Wang Lin-Lin, Gao Chong, Chen Bao-An
Department of Hematology, Southeast University Clinical Medical College, Nanjing 210009, Jiangsu Province, China.
Zhongguo Shi Yan Xue Ye Xue Za Zhi. 2011 Feb;19(1):254-9.
Myelodysplastic syndrome (MDS) is a clonal hematopoietic stem cell disorder characterized by ineffective hematopoiesis and a risk of transformation into acute leukemia. Approximately 30% of patients with MDS will progress and develop into acute myeloid leukemia (AML), especially in the patients with high-risk MDS, which can be named as secondary acute myeloid leukemia (sAML or MDS/AML). Generally, chemotherapy for sAML hardly has any efficacy. The only way to cure the patients with sAML is allogeneic hematopoietic stem cell transplantation, but unfortunately, only few patients are appropriate for transplantation. So it is important to study the mechanisms of progression of MDS to AML and to explore the potent drug for clinical use. This review summarizes the mechanism of MDS transformation into AML from chromosomal abnormality, aberrant DNA methylation and gene mutation, such as AML1/RUNX1 mutations, FLT3 mutations and PI-PLCβ1 mono-allelic deletion.

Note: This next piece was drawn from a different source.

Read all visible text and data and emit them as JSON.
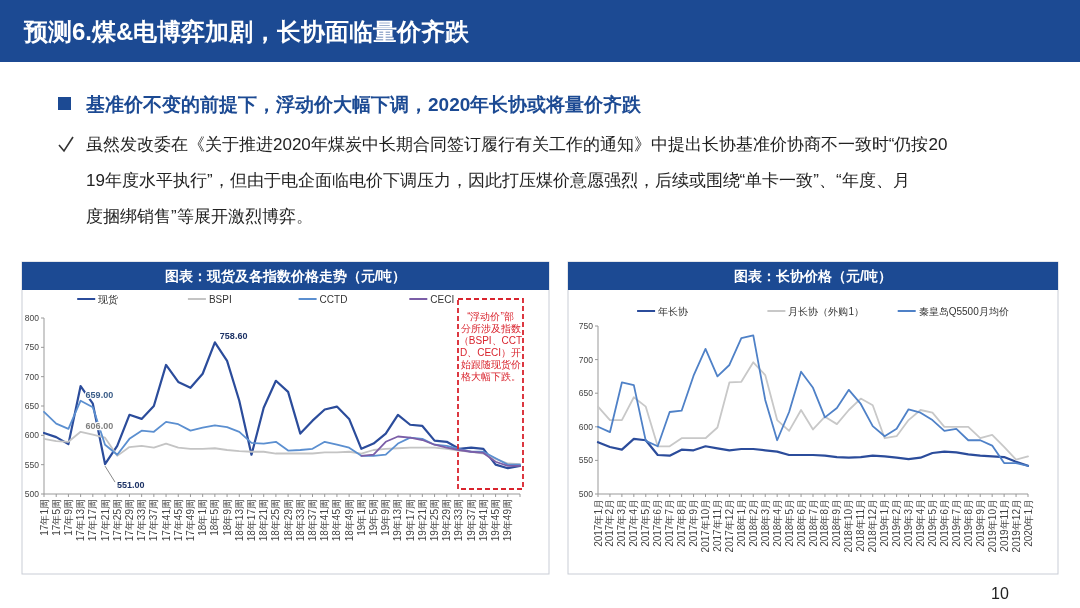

骨髓增生异常综合征(MDS)是一种克隆性造血干细胞疾病,其特征为造血无效以及有转化为急性白血病的风险。大约30%的MDS患者会进展并发展为急性髓系白血病(AML),尤其是高危MDS患者,这可被称为继发性急性髓系白血病(sAML或MDS/AML)。一般来说,sAML的化疗几乎没有任何疗效。治愈sAML患者的唯一方法是异基因造血干细胞移植,但不幸的是,只有少数患者适合移植。因此,研究MDS进展为AML的机制并探索有效的临床用药很重要。本综述总结了MDS从染色体异常、异常DNA甲基化和基因突变(如AML1/RUNX1突变、FLT3突变和PI-PLCβ1单等位基因缺失)转化为AML的机制。